Integrate and extend

  • Encoder may be configured to handle (or ignore) additional/custom types that may appear as arguments to functions decorated with Computer.cache(). See the examples for Encoder.register() and Encoder.ignore().

  • decorate() can be used entirely independently of any Computer by passing the cache_path (and optional cache_skip) keyword arguments:

    from functools import partial
    
    from genno.caching import decorate
    
    # Create a decorator with a custom cache path
    mycache = partial(decorate, cache_path=Path("/path/to/cache"))
    
    @mycache
    def func(a, b=2):
        return a ** b
    

    In this usage, it offers a subset of the feature-set of joblib.Memory

Internals and utilities

class genno.caching.Encoder(*, skipkeys=False, ensure_ascii=True, check_circular=True, allow_nan=True, sort_keys=False, indent=None, separators=None, default=None)[source]

JSON encoder.

This is a one-way encoder used only to serialize arguments for hash_args() and hash_code().

default(o)[source]

For o, return an object serializable by the base json.JSONEncoder.

  • pathlib.Path: the string representation of o.

  • Code objects (from Python’s built-in inspect module), for instance a function or lambda: blake2b() hash of the object’s bytecode and its serialized constants.

    Warning

    This is not 100% guaranteed to change if the operation of o (or other code called in turn by o) changes. If relying on this behaviour, check carefully.

  • Any type indicated with ignore(): empty tuple.

  • Any type with a serializer registered with register(): the return value of the serializer, called on o.
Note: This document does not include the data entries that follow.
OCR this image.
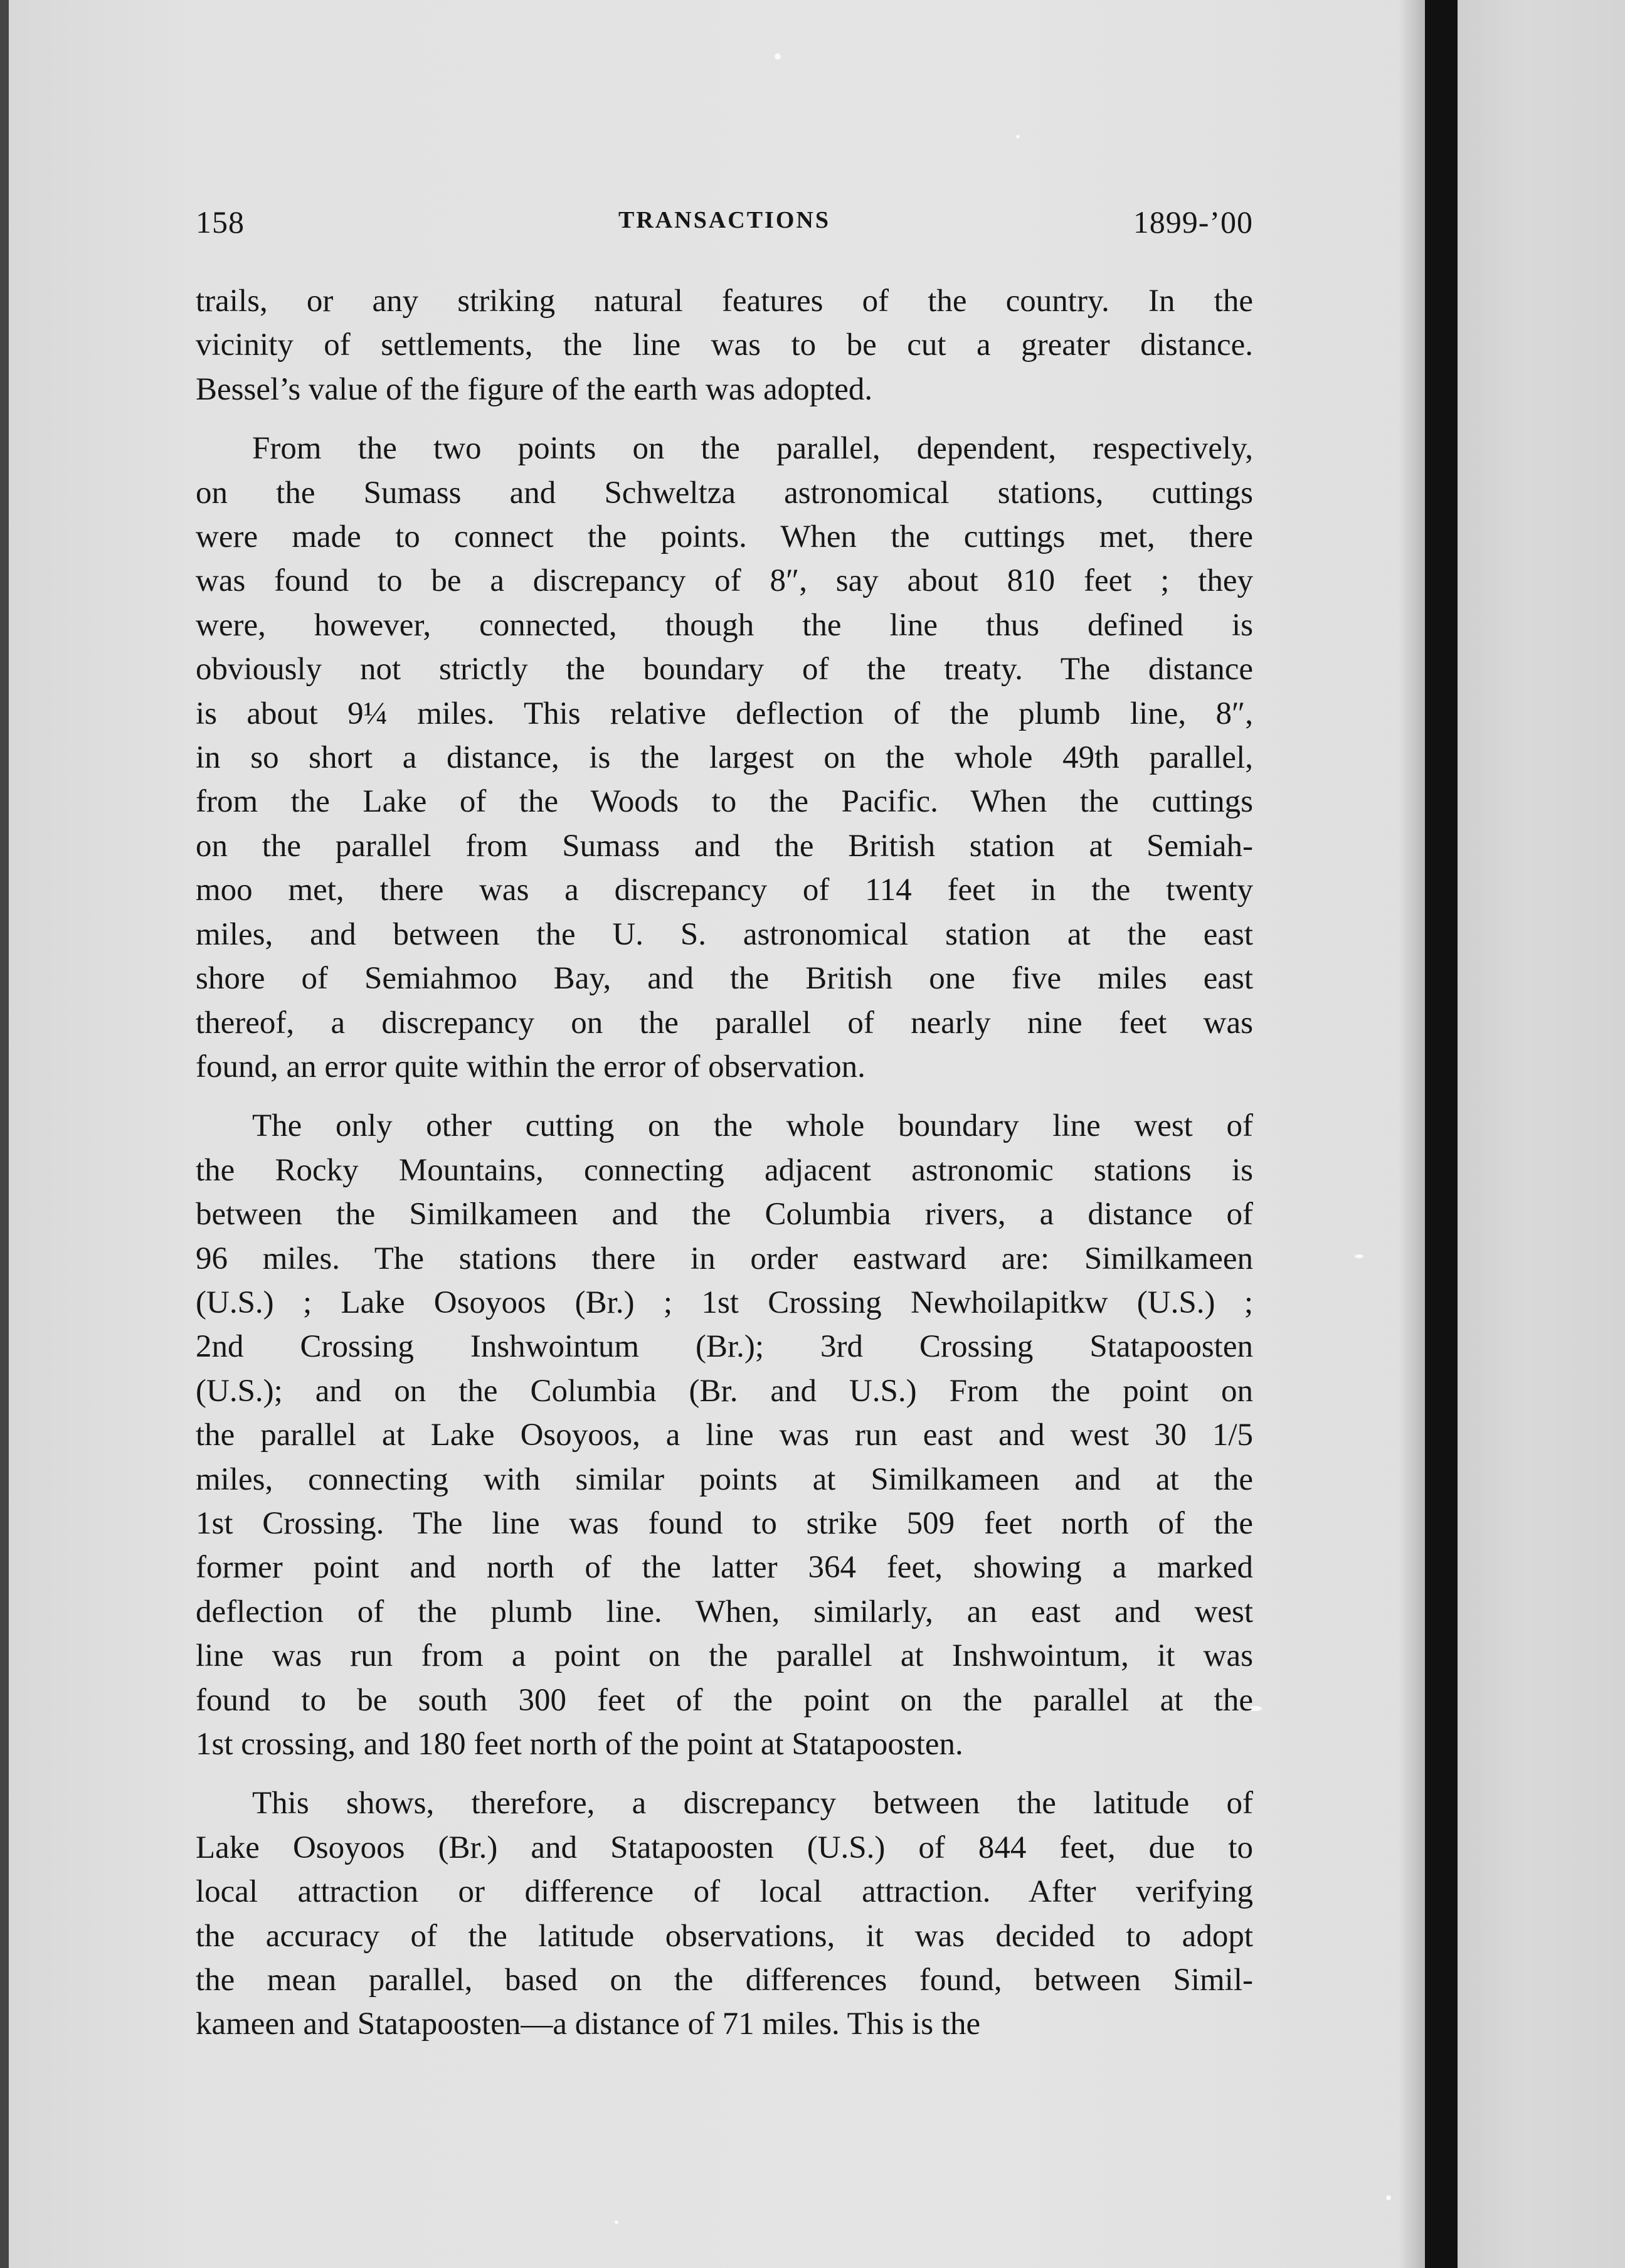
158	TRANSACTIONS	1899-’00

trails, or any striking natural features of the country. In the
vicinity of settlements, the line was to be cut a greater distance.
Bessel’s value of the figure of the earth was adopted.

From the two points on the parallel, dependent, respectively,
on the Sumass and Schweltza astronomical stations, cuttings
were made to connect the points. When the cuttings met, there
was found to be a discrepancy of 8″, say about 810 feet ; they
were, however, connected, though the line thus defined is
obviously not strictly the boundary of the treaty. The distance
is about 9¼ miles. This relative deflection of the plumb line, 8″,
in so short a distance, is the largest on the whole 49th parallel,
from the Lake of the Woods to the Pacific. When the cuttings
on the parallel from Sumass and the British station at Semiah-
moo met, there was a discrepancy of 114 feet in the twenty
miles, and between the U. S. astronomical station at the east
shore of Semiahmoo Bay, and the British one five miles east
thereof, a discrepancy on the parallel of nearly nine feet was
found, an error quite within the error of observation.

The only other cutting on the whole boundary line west of
the Rocky Mountains, connecting adjacent astronomic stations is
between the Similkameen and the Columbia rivers, a distance of
96 miles. The stations there in order eastward are: Similkameen
(U.S.) ; Lake Osoyoos (Br.) ; 1st Crossing Newhoilapitkw (U.S.) ;
2nd Crossing Inshwointum (Br.); 3rd Crossing Statapoosten
(U.S.); and on the Columbia (Br. and U.S.) From the point on
the parallel at Lake Osoyoos, a line was run east and west 30 1/5
miles, connecting with similar points at Similkameen and at the
1st Crossing. The line was found to strike 509 feet north of the
former point and north of the latter 364 feet, showing a marked
deflection of the plumb line. When, similarly, an east and west
line was run from a point on the parallel at Inshwointum, it was
found to be south 300 feet of the point on the parallel at the
1st crossing, and 180 feet north of the point at Statapoosten.

This shows, therefore, a discrepancy between the latitude of
Lake Osoyoos (Br.) and Statapoosten (U.S.) of 844 feet, due to
local attraction or difference of local attraction. After verifying
the accuracy of the latitude observations, it was decided to adopt
the mean parallel, based on the differences found, between Simil-
kameen and Statapoosten—a distance of 71 miles. This is the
classmethod ignore(*types)[source]

Tell the Encoder (thus hash_args()) to ignore arguments of types.

Example

>>> class Bar:
>>>    pass
>>>
>>> # Don't use Bar instances in cache keys
>>> @genno.caching.Encoder.ignore(Bar)

Ignore all unrecognized types

>>> @genno.caching.Encoder.ignore(object)
classmethod register(func)[source]

Register func to serialize a type not handled by json.JSONEncoder.

func should return a type that is handled by JSONEncoder; see the docs.

Example

>>> class Foo:
>>>    a = 3
>>>
>>> @genno.caching.Encoder.register
>>> def _encode_foo(o: Foo):
>>>     return dict(a=o.a)  # JSONEncoder can handle dict()
genno.caching.decorate(func: Callable, computer: Computer | None = None, cache_path=None, cache_skip: bool = False) Callable[source]

Helper for Computer.cache().

Parameters:
  • computer (Computer, optional) – If supplied, the config dictionary stored in the Computer is used to look up values for cache_path and cache_skip, at the moment when func is called.

  • cache_path (os.PathLike, optional) – Directory in which to store cache files.

  • cache_skip (bool, optional) – If True, ignore existing cache entries and overwrite them with new values from func.

See also

hash_args, hash_code

genno.caching.hash_args(*args, **kwargs)[source]

Return a 20-character hashlib.blake2b() hex digest of args and kwargs.

Used by decorate().

See also

Encoder

genno.caching.hash_code(func: Callable) str[source]

Return the hashlib.blake2b() hex digest of the compiled bytecode of func.

See also

Encoder

genno.caching.hash_contents(path: Path | str, chunk_size=65536) str[source]

Return the hashlib.blake2b() hex digest the file contents of path.

Parameters:

chunk_size (int, optional) – Read the file in chunks of this size; default 64 kB.